You could argue that if our only problem was deconditioning, then Graded Exercise Therapy should do the trick. That still doesn't satisfy my requirements though, because many studies fail to see whether patients are actually exercising more, or simply doing less of other things to fit in the required exercises. On the few occasions that pedometers were used to track patients, it was found that the overall level of activity didn't increase. But then, a large number of people with ME report that GET harmed them.

So there aren't any studies that actually confirm these suppositions, and, strictly speaking, there aren't any that prove they are false: but then surely the important question, before bothering to test whether they are true or false, is whether the suppositions actually match the facts. No scientist would waste her or his time testing something that didn't match known events. I would find it very hard to fit these suppositions to my situation. I went down with ME very abruptly after an infection in 1999. I changed virtually overnight from being able to cycle the 8 (very hilly) miles to work and back twice a week, to struggling to walk a couple of hundred metres to the staffroom.

But without a diagnosis, and with none of the standard tests showing any abnormalities, I had to carry on working for two-and-a-half years. It was terrible. Fortunately I was in a brilliant, supportive, and very concerned department. I am certainly not the only one who has been in that sort of situation. How could the assumption of fear or deconditioning be applied in cases like that? Could I become that deconditioned so quickly? Could I stay deconditioned for two-and-a-half years while still struggling to work? How could the concept of fear be applied here? If the explanations cannot fit the situations, then how can they even be worth considering?

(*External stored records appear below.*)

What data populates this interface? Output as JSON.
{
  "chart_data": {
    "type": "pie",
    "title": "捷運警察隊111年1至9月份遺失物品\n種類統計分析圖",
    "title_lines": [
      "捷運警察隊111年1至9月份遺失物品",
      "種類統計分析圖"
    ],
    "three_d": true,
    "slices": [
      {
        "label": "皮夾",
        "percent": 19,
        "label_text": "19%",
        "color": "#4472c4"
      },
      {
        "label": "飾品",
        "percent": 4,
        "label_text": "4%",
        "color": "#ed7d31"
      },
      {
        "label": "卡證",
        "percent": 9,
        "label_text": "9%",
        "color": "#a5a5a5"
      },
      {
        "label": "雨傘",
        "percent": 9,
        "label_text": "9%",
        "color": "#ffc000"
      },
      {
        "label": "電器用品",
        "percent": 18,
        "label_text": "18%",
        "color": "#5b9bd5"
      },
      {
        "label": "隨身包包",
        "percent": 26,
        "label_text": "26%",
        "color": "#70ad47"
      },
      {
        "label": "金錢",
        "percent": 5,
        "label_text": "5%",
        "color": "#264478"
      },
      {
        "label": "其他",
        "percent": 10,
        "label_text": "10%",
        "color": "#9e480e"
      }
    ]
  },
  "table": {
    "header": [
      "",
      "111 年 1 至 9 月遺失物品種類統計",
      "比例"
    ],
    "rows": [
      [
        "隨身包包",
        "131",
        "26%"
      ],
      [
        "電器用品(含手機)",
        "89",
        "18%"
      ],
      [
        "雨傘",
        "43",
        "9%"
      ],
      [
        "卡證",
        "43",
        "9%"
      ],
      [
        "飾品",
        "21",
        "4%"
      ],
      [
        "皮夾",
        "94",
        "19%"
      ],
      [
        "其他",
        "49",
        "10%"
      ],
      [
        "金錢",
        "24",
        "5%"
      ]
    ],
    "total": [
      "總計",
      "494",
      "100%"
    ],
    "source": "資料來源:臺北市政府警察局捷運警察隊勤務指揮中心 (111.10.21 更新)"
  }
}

These two suppositions certainly don't deserve to be called hypotheses, and that fact that some doctors choose to claim they are true simply indicate that these are, in fact, belief systems; belief systems that feed on people's bigotry. The fact that they don't even cover many circumstances make it even more of a "faith above reality" situation. What difference is there between doctors saying that they believe these to be true, based on their "clinical experience" then advocating treatment that, of course, helps pay their salary, and a preacher that assures you that he has talked with God and knows that He wants you to hand over your money to his particular church?


So the next time that a doctor suggests that deconditioning is your problem, and that CBT or GET would solve your problem, point out that you are an atheist, Buddhist, Methodist,... and that you do not subscribe to his particular form of unquestioning faith in the god-like wisdom of the medical hierarchy. Unless of course he can produce the hard evidence. In which case, please let me know and I will rewrite this blog (with apologies).